Tons of alt causes to IQ – marijuana isn’t the key factor
Maia Szalavitz, writer at Time, 1-15-2013, “New Research Questions Marijuana’s Impact in Lowering
IQ,” http://healthland.time.com/2013/01/15/new-research-questions-marijuanas-impact-in-loweringiq/
Marijuana may also lead to higher dropout and expulsion rates from school, which may be an indirect
way that marijuana is connected to IQ. “As you consider groups with higher and higher exposure to
cannabis, these groups will have higher and higher shares of participants from low SES backgrounds,”
says Rogeberg, who also notes that other research has not found a connection between teen
marijuana use and lowered IQ. “The issues raised by Rogeberg are those that confound all
observational studies: no matter how carefully controlled a study appears to be, there are always other
variables that may alter the conclusions once they are uncovered,” says Dr. Nora Volkow, director of the
National Institute on Drug Abuse. “In fact, for something like IQ, it would be surprising for one variable
to be 100% causal to a particular outcome.” Neither research group is insisting that is the case; clearly
IQ is affected by myriad factors that scientists are only beginning to tally. But whether marijuana is
directly affecting brain development — or whether factors like school dropout or expulsion are more
influential — is not yet clear.
A2: IQ – Rebound
No permanent IQ damage – the brain rebounds
Joseph Stromberg, writer at Smithsonian Magazine, 1-14-2013, “Long-Term Marijuana Use Could
Have Zero Effect on IQ,” http://www.smithsonianmag.com/science-nature/long-term-marijuana-usecould-have-zero-effect-on-iq-1431876/
For support, he also points to a 2002 Canadian study that also asked whether long-term marijuana use
impacted IQ, but with data entirely from middle-class survey participants. That paper found that IQ
only decreased for current cannabis users, and when even heavy users stopped smoking, their IQ
rebounded. Since that study largely excluded socioeconomic factors and did not find a permanent trend,
he feels that it supports his argument that such factors play a major role.

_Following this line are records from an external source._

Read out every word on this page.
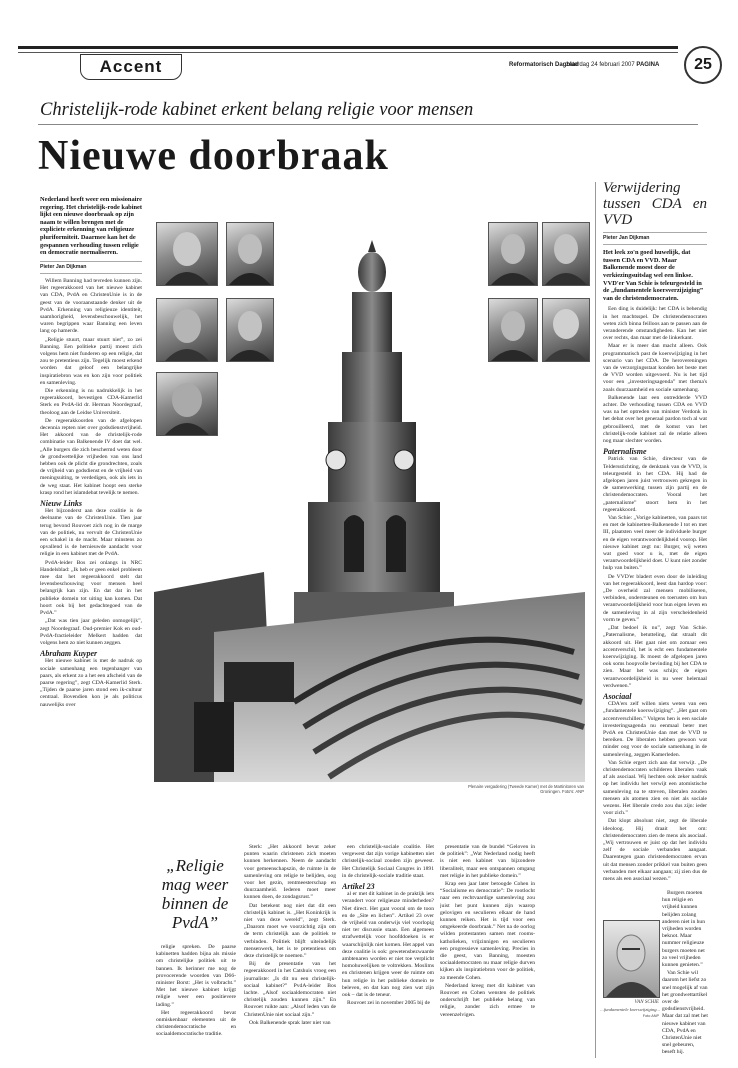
Accent	Reformatorisch Dagblad
zaterdag 24 februari 2007 PAGINA	25
Christelijk-rode kabinet erkent belang religie voor mensen
Nieuwe doorbraak
Nederland heeft weer een missionaire regering. Het christelijk-rode kabinet lijkt een nieuwe doorbraak op zijn naam te willen brengen met de expliciete erkenning van religieuze pluriformiteit. Daarmee kan het de gespannen verhouding tussen religie en democratie normaliseren.
Pieter Jan Dijkman

Willem Banning had tevreden kunnen zijn. Het regeerakkoord van het nieuwe kabinet van CDA, PvdA en ChristenUnie is in de geest van de vooraanstaande denker uit de PvdA. Erkenning van religieuze identiteit, saamhorigheid, levensbeschouwelijk, het waren begrippen waar Banning een leven lang op hamerde.

„Religie stuurt, maar stuurt niet”, zo zei Banning. Een politieke partij moest zich volgens hem niet funderen op een religie, dat zou te pretentieus zijn. Tegelijk moest erkend worden dat geloof een belangrijke inspiratiebron was en kon zijn voor politiek en samenleving.

Die erkenning is nu nadrukkelijk in het regeerakkoord, bevestigen CDA-Kamerlid Sterk en PvdA-lid dr. Herman Noordegraaf, theoloog aan de Leidse Universiteit.

De regeerakkoorden van de afgelopen decennia repten niet over godsdienstvrijheid. Het akkoord van de christelijk-rode combinatie van Balkenende IV doet dat wel. „Alle burgers die zich beschermd weten door de grondwettelijke vrijheden van ons land hebben ook de plicht die grondrechten, zoals de vrijheid van godsdienst en de vrijheid van meningsuiting, te verdedigen, ook als iets in de weg staat. Het kabinet hoopt een sterke krasp rond het islamdebat tevelijk te nemen.

Nieuw Links

Het bijzonderst aan deze coalitie is de deelname van de ChristenUnie. Tien jaar terug bevond Rouvoet zich nog in de marge van de politiek, nu vervult de ChristenUnie een schakel in de macht. Maar minstens zo opvallend is de hernieuwde aandacht voor religie in een kabinet met de PvdA.

PvdA-leider Bos zei onlangs in NRC Handelsblad: „Ik heb er geen enkel probleem mee dat het regeerakkoord stelt dat levensbeschouwing voor mensen heel belangrijk kan zijn. En dat dat in het publieke domein tot uiting kan komen. Dat hoort ook bij het gedachtegoed van de PvdA.”

„Dat was tien jaar geleden onmogelijk”, zegt Noordegraaf. Oud-premier Kok en oud-PvdA-fractieleider Melkert hadden dat volgens hem zo niet kunnen zeggen.

Abraham Kuyper

Het nieuwe kabinet is met de nadruk op sociale samenhang een tegenhanger van paars, als erkent zo a het een afscheid van de paarse regering”, zegt CDA-Kamerlid Sterk. „Tijden de paarse jaren stond een ik-cultuur centraal. Bovendien kon je als politicus nauwelijks over

Plenaire vergadering (Tweede Kamer) met de Martinitoren van Groningen. Foto's: ANP
„Religie mag weer binnen de PvdA”

religie spreken. De paarse kabinetten hadden bijna als missie om christelijke politiek uit te bannen. Ik herinner me nog de provocerende woorden van D66-minister Borst: „Het is volbracht.” Met het nieuwe kabinet krijgt religie weer een positievere lading.”

Het regeerakkoord bevat onmiskenbaar elementen uit de christendemocratische en sociaaldemocratische traditie.

Sterk: „Het akkoord bevat zeker punten waarin christenen zich moeten kunnen herkennen. Neem de aandacht voor gemeenschapszin, de ruimte in de samenleving om religie te belijden, oog voor het gezin, rentmeesterschap en duurzaamheid. Iederen moet meer kunnen doen, de zondagsrust.”

Dat betekent nog niet dat dit een christelijk kabinet is. „Het Koninkrijk is niet van deze wereld”, zegt Sterk. „Daarom moet we voorzichtig zijn om de term christelijk aan de politiek te verbinden. Politiek blijft uiteindelijk mensenwerk, het is te pretentieus om deze christelijk te noemen.”

Bij de presentatie van het regeerakkoord in het Catshuis vroeg een journaliste: „Is dit nu een christelijk-sociaal kabinet?” PvdA-leider Bos lachte. „Alsof sociaaldemocraten niet christelijk zouden kunnen zijn.” En Rouvoet ruikte aan: „Alsof leden van de ChristenUnie niet sociaal zijn.”

Ook Balkenende sprak later niet van

een christelijk-sociale coalitie. Het vergewest dat zijn vorige kabinetten niet christelijk-sociaal zouden zijn geweest. Het Christelijk Sociaal Congres in 1891 in de christelijk-sociale traditie staat.

Artikel 23

al er met dit kabinet in de praktijk iets verandert voor religieuze minderheden? Niet direct. Het gaat vooral om de toon en de „Site en lichen”. Artikel 23 over de vrijheid van onderwijs viel voorlopig niet ter discussie staan. Een algemeen strafwettelijk voor hoofddoeken is er waarschijnlijk niet komen. Het appel van deze coalitie is ook: gewetensbezwaarde ambtenaren worden er niet toe verplicht homohuwelijken te voltrekken. Moslims en christenen krijgen weer de ruimte om hun religie in het publieke domein te beleven, en dat kan nog zien wat zijn ook – dat is de teneur.

Rouvoet zei in november 2005 bij de

presentatie van de bundel “Geloven in de politiek”: „Wat Nederland nodig heeft is niet een kabinet van bijzondere liberaliteit, maar een ontspannen omgang met religie in het publieke domein.”

Krap een jaar later betoogde Cohen in “Socialisme en democratie”: De rootlocht naar een rechtvaardige samenleving zou juist het punt kunnen zijn waarop gelovigen en seculieren elkaar de hand kunnen reiken. Het is tijd voor een omgekeerde doorbraak.” Net na de oorlog wilden protestanten samen met rooms-katholieken, vrijzinnigen en seculieren een progressieve samenleving. Precies in die geest, van Banning, moesten sociaaldemocraten nu maar religie durven kijken als inspiratiebron voor de politiek, zo meende Cohen.

Nederland kreeg met dit kabinet van Rouvoet en Cohen wensten de politiek onderschrijft het publieke belang van religie, zonder zich ermee te vereenzelvigen.

Verwijdering tussen CDA en VVD
Pieter Jan Dijkman
Het leek zo'n goed huwelijk, dat tussen CDA en VVD. Maar Balkenende moest door de verkiezingsuitslag wel een linkse. VVD'er Van Schie is teleurgesteld in de „fundamentele koersverzijziging” van de christendemocraten.

Een ding is duidelijk: het CDA is behendig in het machtsspel. De christendemocraten weten zich binna feilloos aan te passen aan de veranderende omstandigheden. Kan het niet over rechts, dan maar met de linkerkant.

Maar er is meer dan macht alleen. Ook programmatisch past de koerswijziging in het scenario van het CDA. De herovereningen van de verzorgingsstaat konden het beste met de VVD worden uitgevoerd. Nu is het tijd voor een „investeringsagenda” met thema's zoals duurzaamheid en sociale samenhang.

Balkenende laat een ontredderde VVD achter. De verhouding tussen CDA en VVD was na het optreden van minister Verdonk in het debat over het generaal pardon toch al wat gebrouilleerd, met de komst van het christelijk-rode kabinet zal de relatie alleen nog maar slechter worden.

Paternalisme

Patrick van Schie, directeur van de Teldersstichting, de denktank van de VVD, is teleurgesteld in het CDA. Hij had de afgelopen jaren juist vertrouwen gekregen in de samenwerking tussen zijn partij en de christendemocraten. Vooral het „paternalisme” stoort hem in het regeerakkoord.

Van Schie: „Vorige kabinetten, van paars tot en met de kabinetten-Balkenende I tot en met III, plaatsten veel meer de individuele burger en de eigen verantwoordelijkheid voorop. Het nieuwe kabinet zegt nu: Burger, wij weten wat goed voor u is, met de eigen verantwoordelijkheid doet. U kunt niet zonder hulp van buiten.”

De VVD'er bladert even door de inleiding van het regeerakkoord, leest dan hardop voor: „De overheid zal mensen mobiliseren, verbinden, ondersteunen en toerusten om hun verantwoordelijkheid voor hun eigen leven en de samenleving in al zijn verscheidenheid vorm te geven.”

„Dat bedoel ik nu”, zegt Van Schie. „Paternalisme, betutteling, dat straalt dit akkoord uit. Het gaat niet om zomaar een accentverschil, het is echt een fundamentele koerswijziging. Ik moest de afgelopen jaren ook soms hoopvolle bevinding bij het CDA te zien. Maar het was schijn; de eigen verantwoordelijkheid is nu weer helemaal verdwenen.”

Asociaal

CDA'ers zelf willen niets weten van een „fundamentele koerswijziging”. „Het gaat om accentverschillen.” Volgens hen is een sociale investeringsagenda nu eenmaal beter met PvdA en ChristenUnie dan met de VVD te bereiken. De liberalen hebben gewoon wat minder oog voor de sociale samenhang in de samenleving, zeggen Kamerleden.

Van Schie ergert zich aan dat verwijt. „De christendemocraten schilderen liberalen vaak af als asociaal. Wij hechten ook zeker nadruk op het individu het verwijt een atomistische samenleving na te streven, liberalen zouden mensen als atomen zien en niet als sociale wezens. Het liberale credo zou dus zijn: ieder voor zich.”

Dat klopt absoluut niet, zegt de liberale ideoloog. Hij draait het om: christendemocraten zien de mens als asociaal. „Wij vertrouwen er juist op dat het individu zelf de sociale verbanden aangaat. Daarentegen gaan christendemocraten ervan uit dat mensen zonder prikkel van buiten geen verbanden met elkaar aangaan; zij zien dus de mens als een asociaal wezen.”

Burgers moeten hun religie en vrijheid kunnen belijden zolang anderen niet in hun vrijheden worden beknot. Maar nummer religieuze burgers moeten net zo veel vrijheden kunnen genieten.”

Van Schie wil daarom het liefst zo snel mogelijk af van het grondwettartikel over de godsdienstvrijheid. Maar dat zal met het nieuwe kabinet van CDA, PvdA en ChristenUnie niet snel gebeuren, beseft hij.

VAN SCHIE
...fundamentele koerswijziging...
Foto ANP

No permanent brain damage from marijuana – no causation, effects are reversible
Laura Sanders, writer at Science News, 5-30-2014, “Legalization trend forces review of marijuana’s
dangers,” https://www.sciencenews.org/article/legalization-trend-forces-reviewmarijuana%E2%80%99s-dangers
Most of the negative effects of marijuana — poorer attention, working memory and mental
nimbleness — were absent in adults who had not used the drug for a month, Thames and her
colleagues found. However, a person’s ability to plan and make complicated decisions was still impaired
a month out. The results offer just a “snapshot at the time we did the testing,” Thames says. They
describe an association, not causation. “The question down the road is, what kind of implications does
that have for everyday functioning?” Scientists have largely failed to turn up compelling evidence that
adult pot smokers risk permanent brain problems, Earleywine says. “Being stoned all the time is a
strange way to live your life,” he says, but data just aren’t there to argue that a cannabis-fueled
lifestyle is permanently harmful to the adult body and brain.